Why call yourself “The Running Moron”?

Probably because I’m the self-deprecating type, but I wanted to convey the fact that I really am some ordinary idiot who didn’t know anything about running and just started to put one foot in front of another one day to get started. I’m not a former champion runner. Heck, I was never even a competitive runner before I was 37. And I’m only competitive now because I pay to compete. Plus, it sounds better than “The Running Idiot.”

How long have you been blogging?

I’ve been blogging pretty regularly since 2003, but I narrowed my focus down to running exclusively in 2008. My old blogs are gone and forgotten, which is probably for the better.

Why should people listen to you?

No one should listen to me. I am not an expert, or a pro, or anyone with any real knowledge about running or health or fitness or anything. But there’s nothing wrong with taking the opinion of an ordinary guy and his experiences with running and see how that compares with what the pros and experts say to make up your own mind about running and stuff regarding running. I’ll be the ordinary guy in that equation.

What have you learned since becoming a runner?

Running isn’t nearly as inexpensive as you might think.

What positive effects has running had on your life?

Wow, there are many. Health, both physical and mental. Friends I’ve made through running. Giving me something to write about and having a few people read what I write.

Any negative effects?

Not really, but I guess one is that if I’m training for something like a marathon, I feel like I become a slave to my training program. And setting an alarm for 4 a.m. to get a 9-miler in before work isn’t completely positive all the time. And while I’ve been lucky to have not suffered any serious running-related injuries, it’s hard to see my running friends deal with theirs.

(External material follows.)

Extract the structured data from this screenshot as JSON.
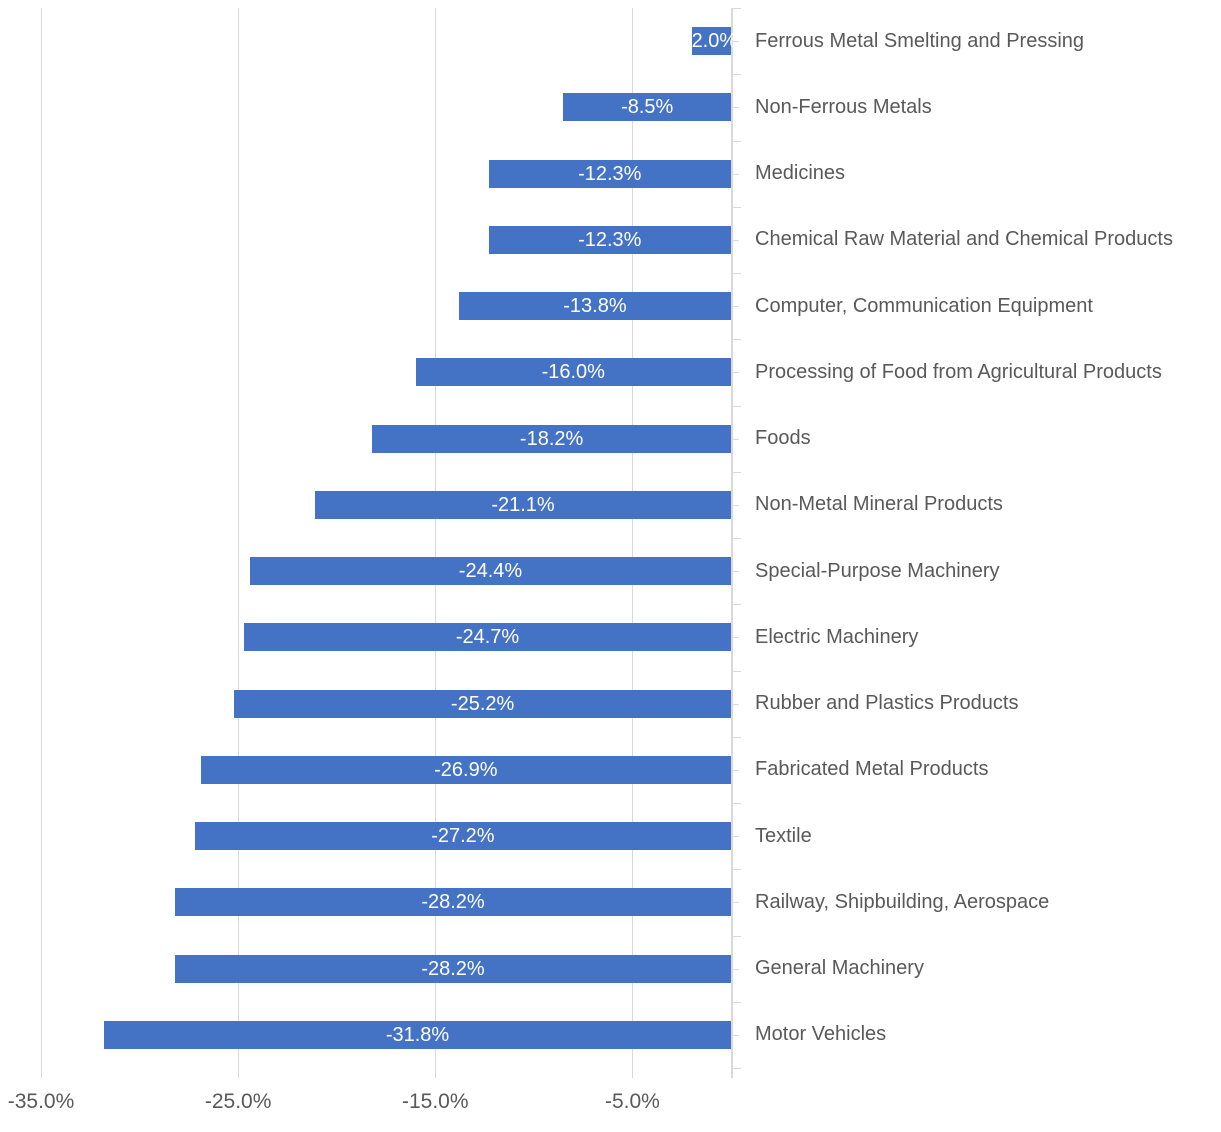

Tell us about your favorite pair of running shoes. What brands do you love/hate?

I had a long-time affair with the Asics Gel-Cumulus until the latest update came out (Gel-Cumulus 12). It just doesn’t work for me, so I’ve been out in the running shoe wilderness some lately.

I’ve gravitated toward Saucony and their minimalist Mirage and Kinvara lines of shoes. The more I run in my Mirages the more I like them. They feel so light on my feet and seem to eliminate most of the fatigue I feel in my legs during mid-distance runs of about 10K or so. I’m still looking for the shoe in which to push further than 10 miles. I’m down to my last pair of Asics Gel-Cumulus 11s for those runs.

The brand I haven’t been able to run in at all is Nike. I don’t know why, but I always manage to roll my ankle whenever I wear them for a run. So, I fear them.

Also, this isn’t a brand, but I can’t wear blue shoes, even though blue is my favorite color. I always struggle when I wear blue shoes of any brand.

What’s your goal for the next year?

It’s been a while since I ran a marathon, and I’ll be running the Marine Corps Marathon this fall. My only goal for the next year right now is to run across the finish line at the Marine Corps War Memorial on October 30, 2011.

What’s your advice to folks out there longing to be active but always making up excuses to not do it?

It’s really cliché, but it’s also really true that the hardest part of running or doing anything active is taking that first step out of the door to do it. Once you start, you’ll be so happy you did. Some of my best runs have come on days when I wanted to run the least and I’ve never, ever regretted making an effort to exercise or be active. I’ve certainly regretted not making the effort though.

I’ve known people who were worried about how they would look while they were running or walking or lifting weights in a gym, and the truth is that no one cares. In fact, I’m willing to bet that if someone sees you making an effort, even if he or she is as fit as possible, they’ll be more impressed by your making effort than what you look like making it. They probably won’t even notice how you look exercising, and if they do and they think you do things a little better they’ll probably come over and show you how.

What’s something you wish you had known before becoming a runner?

I wish I would have known — sorry for the pun — how far running can take you. Because of running, I’ve traveled to places I never would have, met people I never would have, and attempted to do things I never would have, and it’s all because I became a runner.